The regal marble lobby of the New York Public Library was alive with literary swells. Strolling about like spectators at Ascot opening day, the elegant crowd waited for word of the winner of the esteemed American Book Award in fiction.
The strong favorite for the coveted prize, Alison {Foreign Affairs) Lurie, took a waiting position at the far edge of the throng. Nominee Philip (The Anatomy Lesson) Roth, true to his elusive image, remained out of sight in Israel. The dark horse, Ellen Gilchrist, a saucy 49-year-old Southerner was poised for action in a ruby-red velvet suit. As the crowd burst into applause when her name was called out, Gilchrist trotted to the microphone to claim the award and $10,000 in prize money. After graciously acknowledging her competition, she stopped and the audience stirred expectantly. Apparently at a loss what to do next, Gilchrist then blurted out, "Uh, I brought my Lionel Richie tape with me, if anyone wants to listen to it."
Gilchrist, until now an unknown talent except to a small, discerning following, won her prize for Victory Over Japan (Little Brown, $15.95), a collection of pungent and funny short stories. Her heroines are free-spirited Southern belles, the fastest-talking hellions below the Mason-Dixon line. No Scarlett O'Haras, these damsels have been known to juice up on amphetamines. One loses her virginity in the backwoods at age 14, just to spite her daddy, and another had blithely robbed a New Orleans bar wearing nun's garb. Reflecting on her raffish characters, Gilchrist says: "I give them things that belong to me. I give them my old black lace dress or my best friend's eyes or a poem I wrote a year ago or one of my old boyfriends or whatever I think they need."
Gilchrist's upbringing was more traditional than that of her literary creations. Her earliest memories are of an idyllic family life on a Mississippi plantation in Issaquena County, near Greenville. "Mississippi people of my generation," says Gilchrist, "were mothered by black people. I can't tell you how wonderful it was. I will feel their hands on me until I die." As a child, Ellen spent a lot of time with her make-believe friend, Jimmy, who always wore a nice neat suit. "My mother knew him well," says Ellen. "She would set a place for him at the table if I told her to. This is the reason I was wildly imaginative."
At the beginning of World War II Ellen's father, William, an engineer, was hired to build airports for the U.S. Army Corps of Engineers. Over the next few years the family moved in and out of small towns in Indiana, Illinois and Missouri. At 14, Ellen landed a job on the local paper in Franklin, Ky., writing a column called "Chit and Chat About This and That." Ever precocious, she ran off to the North Carolina mountains at 19 after dropping out of school, and married Marshall Walker, an engineering student, who became the father of her children: Marshall, now 28; Garth, 27, and Pierre, 23. In 1966, by then divorced, Ellen enrolled at Millsaps College in Jackson, Miss., where she took a creative writing class taught by Eudora Welty.
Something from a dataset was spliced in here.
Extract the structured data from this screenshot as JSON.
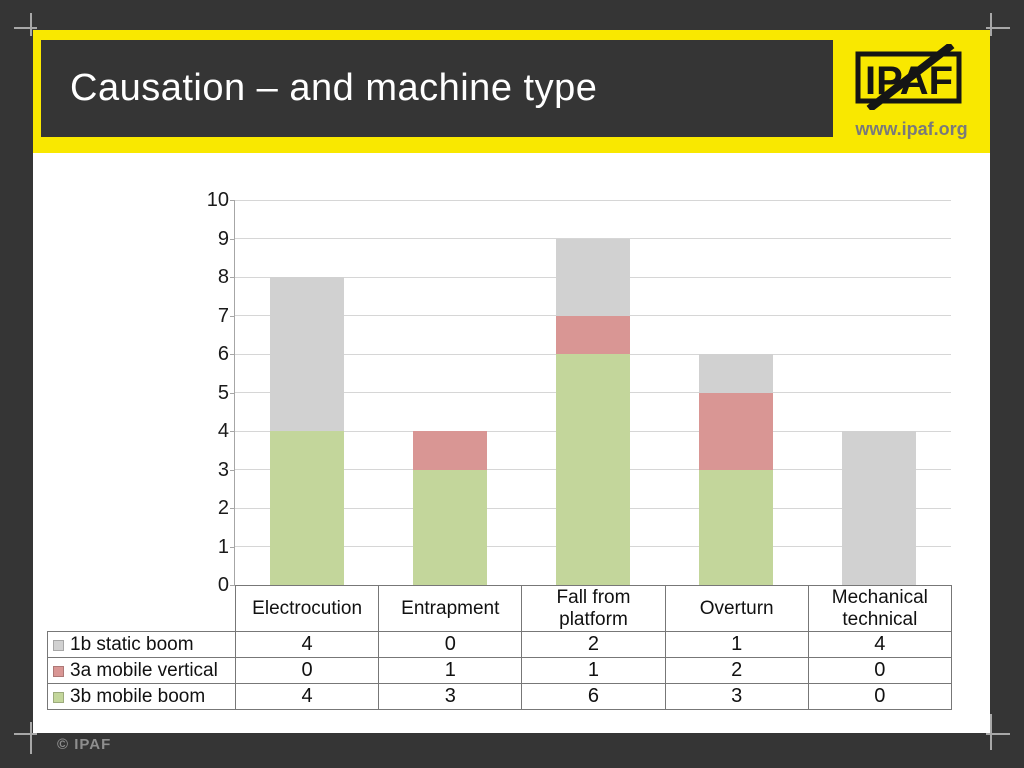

Inspired by Welty's teaching, Gilchrist devoted herself to short stories and poetry. Sometimes, the writing proceeded in fits and starts—as did her personal life in those years. After a second try at marriage with an Alabama judge she remarried her first husband and then wed a New Orleans lawyer, whom she divorced in 1980. She has been living alone ever since in Fayetteville, Ark. It was there that she completed her first published collection of short stories, In the Land of Dreamy Dreams. (Gilchrist's only novel, The Annunciation, came out with little fanfare in 1983.)
This winter Gilchrist has been sampling Yankee life while living and writing in a friend's Manhattan apartment. "I love New York, but I wish they wouldn't put clothes on their dogs," she says. "I saw a German shepherd in a trench coat with epaulets last Sunday." But before spring planting she'll be back in Fayetteville, where she lives in a small frame house in the mountains. Life in the Ozarks is easygoing, she reports, and she doesn't think winning the award will change her life—certainly not among her neighbors. "You could win the Nobel Prize," she says, "and nobody would pay any attention. There's an old saying in Fayetteville that there are no stars in town." Correction: There is one now.